Global Cooperation on Assistive Technology - About us
To assist Member States to improve access to assistive technology as a part of Universal Health Coverage.
A world where everyone in need has access to high-quality, affordable assistive products to lead a healthy, productive and dignified life.
Key stakeholders at a side event of the High-level meeting of the General Assembly on disability and development, New York, United States of America, 23 September 2013, requested WHO to develop and coordinate a global initiative to realize the obligations of the Convention on the Rights of Persons with Disabilities towards increasing access to assistive technology (article 32 in particular).
In response to this, WHO organized a key stakeholders meeting in Geneva on 3 and 4 July 2014 and established a global initiative: the Global Cooperation on Assistive Technology (GATE). This is in partnership with stakeholders who represent international organizations, donor agencies, professional organizations, academia, and user groups.
The GATE initiative has only one goal: to improve access to high-quality affordable assistive products globally. To achieve this, the GATE initiative is focusing on five interlinked areas (5P): people, policy, products, provision and personnel
Involving users—and their families—in all interventions is crucial to fully realize the vision and mission of WHO’s GATE initiative. A user-centred approach is critical to make sure that users’ needs are addressed when developing policies and provision services. Services should not just be physically accessible but also culturally appropriate and tailored to users’ needs. WHO not only promotes a user-centred approach, but also works closely with users and user groups.
WHO is developing tools to support countries in developing national policy and programmes to ensure everyone, everywhere can access assistive products. The toolkit will include an assistive technology assessment toolkit and guidance on financing mechanisms, such as health and welfare insurance programmes, to ensure sustainability of service provision and universal access. It will also include guidance on implementation of the Priority Assistive Products List, minimum standards, appropriate training and service provision.

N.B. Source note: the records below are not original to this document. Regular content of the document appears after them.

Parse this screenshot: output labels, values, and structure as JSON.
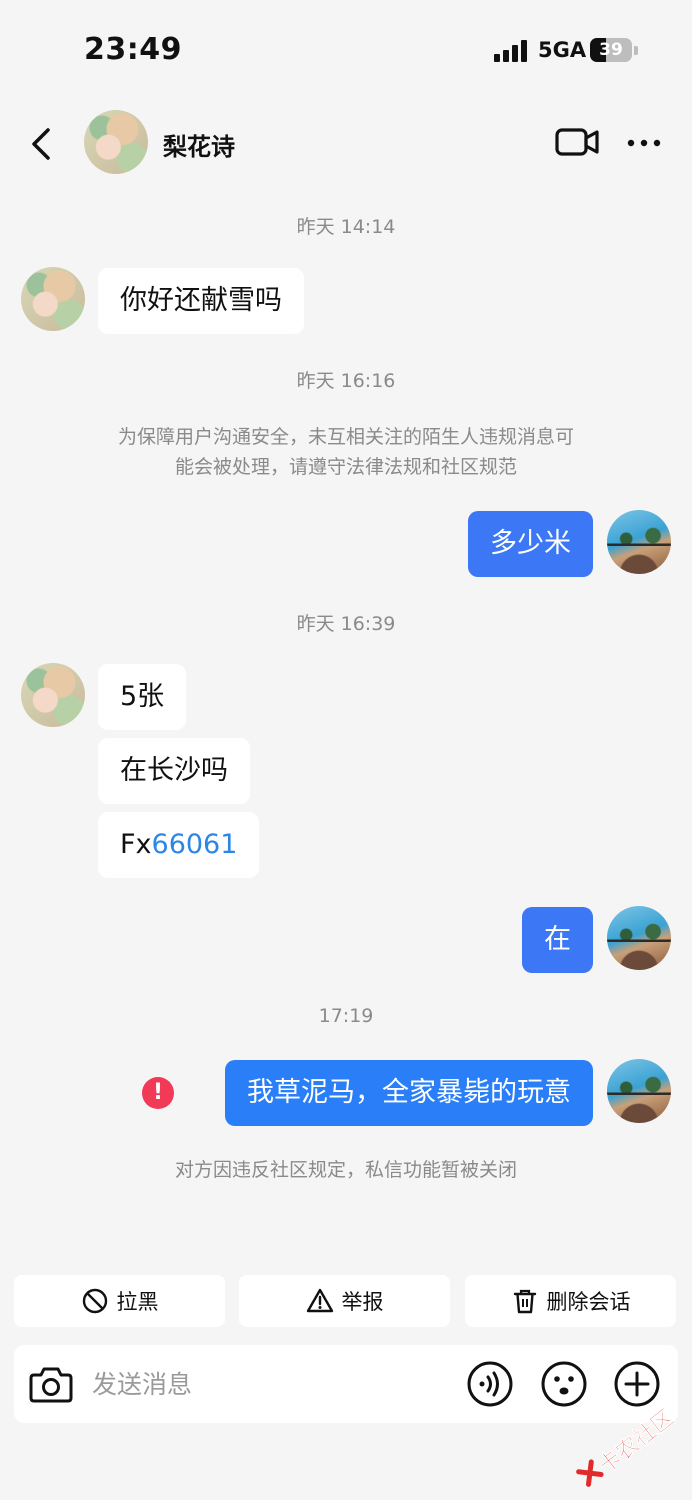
{
  "status_bar": {
    "time": "23:49",
    "network": "5GA",
    "battery": "39",
    "battery_level": 0.39
  },
  "header": {
    "contact_name": "梨花诗",
    "icons": [
      "back-icon",
      "video-call-icon",
      "more-icon"
    ]
  },
  "chat": {
    "timestamps": [
      "昨天 14:14",
      "昨天 16:16",
      "昨天 16:39",
      "17:19"
    ],
    "msg_hello": "你好还献雪吗",
    "safety_notice_line1": "为保障用户沟通安全，未互相关注的陌生人违规消息可",
    "safety_notice_line2": "能会被处理，请遵守法律法规和社区规范",
    "msg_how_much": "多少米",
    "msg_five": "5张",
    "msg_changsha": "在长沙吗",
    "msg_fx_prefix": "Fx",
    "msg_fx_number": "66061",
    "msg_zai": "在",
    "msg_failed": "我草泥马，全家暴毙的玩意",
    "error_mark": "!",
    "closed_notice": "对方因违反社区规定，私信功能暂被关闭"
  },
  "actions": {
    "block": "拉黑",
    "report": "举报",
    "delete": "删除会话"
  },
  "input": {
    "placeholder": "发送消息"
  },
  "watermark": {
    "text": "卡农社区"
  },
  "colors": {
    "background": "#f5f5f5",
    "outgoing_bubble": "#3c78f5",
    "incoming_bubble": "#ffffff",
    "link": "#2b86e8",
    "error": "#f03a56"
  }
}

In May 2016, WHO launched the Priority Assistive Products List, which includes a list of minimum 50 products selected on the basis of widespread need and impact on people’s lives. The Priority Assistive Products List encourages countries to develop a list of national priority products, and is a guide to enhance production, procurement and service provision, to develop reimbursement policies and to shape markets. Future work will also relate to standards and procurement for priority assistive products.
WHO is developing guidance on innovative models of service provision, including good-practice examples from across the globe. Fundamental components include the integration of assistive products service provision into the health system, and a network of specialist referral centres connected to the primary health care infrastructure. This would enable most people to access assistive products for all their functional needs from a single point and would support universal access and early intervention.
WHO is developing an Assistive Products Training Package on provision of a range of simple assistive products selected from the APL; including assessment and prescription, fitting and user training, follow-up, maintenance and repairs. The package will support countries in building the capacity of their community-level workforce.